Jang Lim v. NLRC (G.R. No. 124630)


Respondent Cotabato Timberland Company Inc is a company engaged in the production and manufacture of plywood and veneer. Respondent tapped and hired Teddy Arabi whose main task is simply to recruit herein petitioners to perform milling and pilling works. Being exploited and underpaid, a group of disgruntled workers filed a complaint for unpaid labor standards benefits against CTCI. The parties settled but CTCI made it appear that Arabi was petitioners’ employer and the one who paid their claims. Subsequently, after being warned that management was dissatisfied with their work performance, CTCI terminated petitioners without due process. Thus, petitioners filed a complaint for illegal dismissal and payment of monetary claims against CTCI. The Labor Arbiter found in favor of petitioners. NLRC tribunal reversed the decision stating that no employer-employee relationship existed between petitioners and CTCI, and that Teddy Arabi being an independent contractor was the real employer of petitioners.


(1) Whether or not petitioners are employees of CTCI.

(2) Whether or not Teddy Arabi is an independent contractor.


(1) YES. CTCI exercised the power of control over the employees.

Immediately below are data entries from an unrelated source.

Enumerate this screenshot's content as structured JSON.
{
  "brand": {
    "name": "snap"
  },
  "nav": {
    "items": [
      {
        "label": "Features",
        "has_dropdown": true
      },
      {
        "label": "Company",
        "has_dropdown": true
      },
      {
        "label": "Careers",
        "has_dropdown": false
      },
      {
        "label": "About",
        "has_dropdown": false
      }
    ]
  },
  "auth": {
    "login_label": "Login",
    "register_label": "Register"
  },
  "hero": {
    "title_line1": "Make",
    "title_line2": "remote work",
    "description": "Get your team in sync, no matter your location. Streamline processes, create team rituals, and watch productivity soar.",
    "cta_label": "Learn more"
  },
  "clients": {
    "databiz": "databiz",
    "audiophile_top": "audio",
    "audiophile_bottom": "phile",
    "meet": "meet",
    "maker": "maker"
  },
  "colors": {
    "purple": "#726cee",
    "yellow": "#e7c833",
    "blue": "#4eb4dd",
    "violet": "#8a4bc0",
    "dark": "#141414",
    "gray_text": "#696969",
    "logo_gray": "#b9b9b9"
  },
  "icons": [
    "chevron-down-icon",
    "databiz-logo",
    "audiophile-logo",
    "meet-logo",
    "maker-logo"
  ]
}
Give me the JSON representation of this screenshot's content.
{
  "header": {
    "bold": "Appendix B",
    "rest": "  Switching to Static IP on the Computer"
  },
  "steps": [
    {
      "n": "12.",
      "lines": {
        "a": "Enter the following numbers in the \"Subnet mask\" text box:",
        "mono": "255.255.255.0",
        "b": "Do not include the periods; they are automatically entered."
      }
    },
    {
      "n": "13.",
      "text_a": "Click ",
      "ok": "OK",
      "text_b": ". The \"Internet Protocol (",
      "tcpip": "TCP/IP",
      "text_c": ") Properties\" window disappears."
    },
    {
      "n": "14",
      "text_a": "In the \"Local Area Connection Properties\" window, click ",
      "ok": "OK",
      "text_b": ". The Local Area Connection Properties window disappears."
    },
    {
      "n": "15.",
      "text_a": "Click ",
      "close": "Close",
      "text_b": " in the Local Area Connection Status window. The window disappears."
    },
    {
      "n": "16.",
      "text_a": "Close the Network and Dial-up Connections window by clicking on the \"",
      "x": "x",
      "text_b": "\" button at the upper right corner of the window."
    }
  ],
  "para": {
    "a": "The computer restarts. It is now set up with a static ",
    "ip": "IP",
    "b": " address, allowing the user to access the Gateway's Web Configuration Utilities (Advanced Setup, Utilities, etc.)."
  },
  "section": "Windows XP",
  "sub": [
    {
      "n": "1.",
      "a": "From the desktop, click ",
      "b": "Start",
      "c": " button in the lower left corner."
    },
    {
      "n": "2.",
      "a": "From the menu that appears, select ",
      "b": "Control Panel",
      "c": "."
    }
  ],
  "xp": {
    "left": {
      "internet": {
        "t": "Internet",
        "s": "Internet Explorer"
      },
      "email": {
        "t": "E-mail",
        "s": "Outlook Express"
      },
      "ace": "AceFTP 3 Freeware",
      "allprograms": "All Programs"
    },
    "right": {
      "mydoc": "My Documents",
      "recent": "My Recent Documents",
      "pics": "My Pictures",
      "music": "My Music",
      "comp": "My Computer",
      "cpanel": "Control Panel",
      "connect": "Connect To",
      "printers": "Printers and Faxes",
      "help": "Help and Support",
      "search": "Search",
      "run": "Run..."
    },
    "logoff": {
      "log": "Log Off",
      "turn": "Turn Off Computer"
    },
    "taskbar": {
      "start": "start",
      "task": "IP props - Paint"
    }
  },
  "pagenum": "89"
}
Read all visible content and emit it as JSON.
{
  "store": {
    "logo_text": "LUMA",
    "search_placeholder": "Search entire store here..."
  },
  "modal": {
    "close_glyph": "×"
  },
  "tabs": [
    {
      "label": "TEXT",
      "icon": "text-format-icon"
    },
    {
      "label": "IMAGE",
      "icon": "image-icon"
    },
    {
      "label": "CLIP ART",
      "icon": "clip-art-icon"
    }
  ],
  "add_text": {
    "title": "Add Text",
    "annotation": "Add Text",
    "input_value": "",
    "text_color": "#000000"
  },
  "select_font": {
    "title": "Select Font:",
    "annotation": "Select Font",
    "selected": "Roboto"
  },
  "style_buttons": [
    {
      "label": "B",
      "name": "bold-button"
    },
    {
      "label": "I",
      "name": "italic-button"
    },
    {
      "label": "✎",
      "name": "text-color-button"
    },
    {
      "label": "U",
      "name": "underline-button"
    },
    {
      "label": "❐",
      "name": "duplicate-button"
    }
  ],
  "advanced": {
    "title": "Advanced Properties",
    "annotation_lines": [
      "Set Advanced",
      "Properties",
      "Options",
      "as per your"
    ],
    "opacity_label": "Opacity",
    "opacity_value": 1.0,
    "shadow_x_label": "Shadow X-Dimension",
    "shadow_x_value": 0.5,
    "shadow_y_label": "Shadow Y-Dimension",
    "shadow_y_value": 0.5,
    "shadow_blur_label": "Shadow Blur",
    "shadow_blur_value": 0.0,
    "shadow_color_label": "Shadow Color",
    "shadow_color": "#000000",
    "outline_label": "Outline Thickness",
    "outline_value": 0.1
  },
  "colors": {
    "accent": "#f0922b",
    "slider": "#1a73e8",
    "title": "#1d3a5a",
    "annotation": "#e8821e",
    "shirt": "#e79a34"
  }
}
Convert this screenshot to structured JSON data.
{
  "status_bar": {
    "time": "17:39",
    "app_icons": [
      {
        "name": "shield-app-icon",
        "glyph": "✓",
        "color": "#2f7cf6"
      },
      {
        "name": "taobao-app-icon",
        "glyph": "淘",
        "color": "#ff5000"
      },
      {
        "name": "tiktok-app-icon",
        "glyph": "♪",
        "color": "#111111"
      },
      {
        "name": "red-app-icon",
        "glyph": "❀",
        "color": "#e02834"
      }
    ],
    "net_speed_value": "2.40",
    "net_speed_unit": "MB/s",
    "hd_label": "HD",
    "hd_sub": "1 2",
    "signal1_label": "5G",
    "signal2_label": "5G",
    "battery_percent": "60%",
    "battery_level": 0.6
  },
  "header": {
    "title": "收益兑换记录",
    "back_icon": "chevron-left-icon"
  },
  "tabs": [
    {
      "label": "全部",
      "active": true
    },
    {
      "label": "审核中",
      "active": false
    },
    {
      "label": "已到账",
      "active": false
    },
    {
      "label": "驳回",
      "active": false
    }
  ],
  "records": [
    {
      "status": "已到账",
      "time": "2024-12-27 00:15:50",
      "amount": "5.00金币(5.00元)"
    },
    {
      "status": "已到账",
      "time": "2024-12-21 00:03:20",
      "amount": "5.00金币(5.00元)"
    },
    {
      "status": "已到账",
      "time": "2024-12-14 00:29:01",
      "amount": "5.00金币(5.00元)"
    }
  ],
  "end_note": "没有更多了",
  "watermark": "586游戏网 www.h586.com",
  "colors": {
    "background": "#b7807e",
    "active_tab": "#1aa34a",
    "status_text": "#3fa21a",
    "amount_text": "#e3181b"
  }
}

The work activities and schedules of petitioners were set by CTCI. Evidence of CTCI’s absolute control and supervision over the manner and conduct of work of the petitioners can be established from the following: (1) the manning/shifting schedules of the petitioners were entirely prepared and approved by CTCI; and (2) photocopies of the company identification cards bearing the name of the CTCI and likewise countersigned by CTCI’s Personnel Officer. Also, the fact that petitioners herein were advised that “the management of CTCI has been dissatisfied with their work performance and production output results” undoubtedly indicate CTCI’s power to regulate and direct the means and methods to be utilized in petitioners’ work. We find that the petitioners performed usual, regular and necessary services for petitioner’s production of goods. In Zanotte Shoes v. NLRC, it was held that there is an employer-employee relationship where the work performed is clearly related to, and in the pursuit of, the principal business activity of the employer.

(2) NO. The allegations that Arabi has sufficient capitalization or that he has investments in the form of tools, equipment, machineries, and work premises, are entirely unsubstantiated. In our view what clearly appears here is that Arabi is a mere agent of CTCI. His only job is to recruit and hire manpower as needed. Arabi is definitely not an independent contractor. Therefore, it is not Arabi but CTCI which is responsible to petitioners who must be deemed employed not by Arabi but by the company.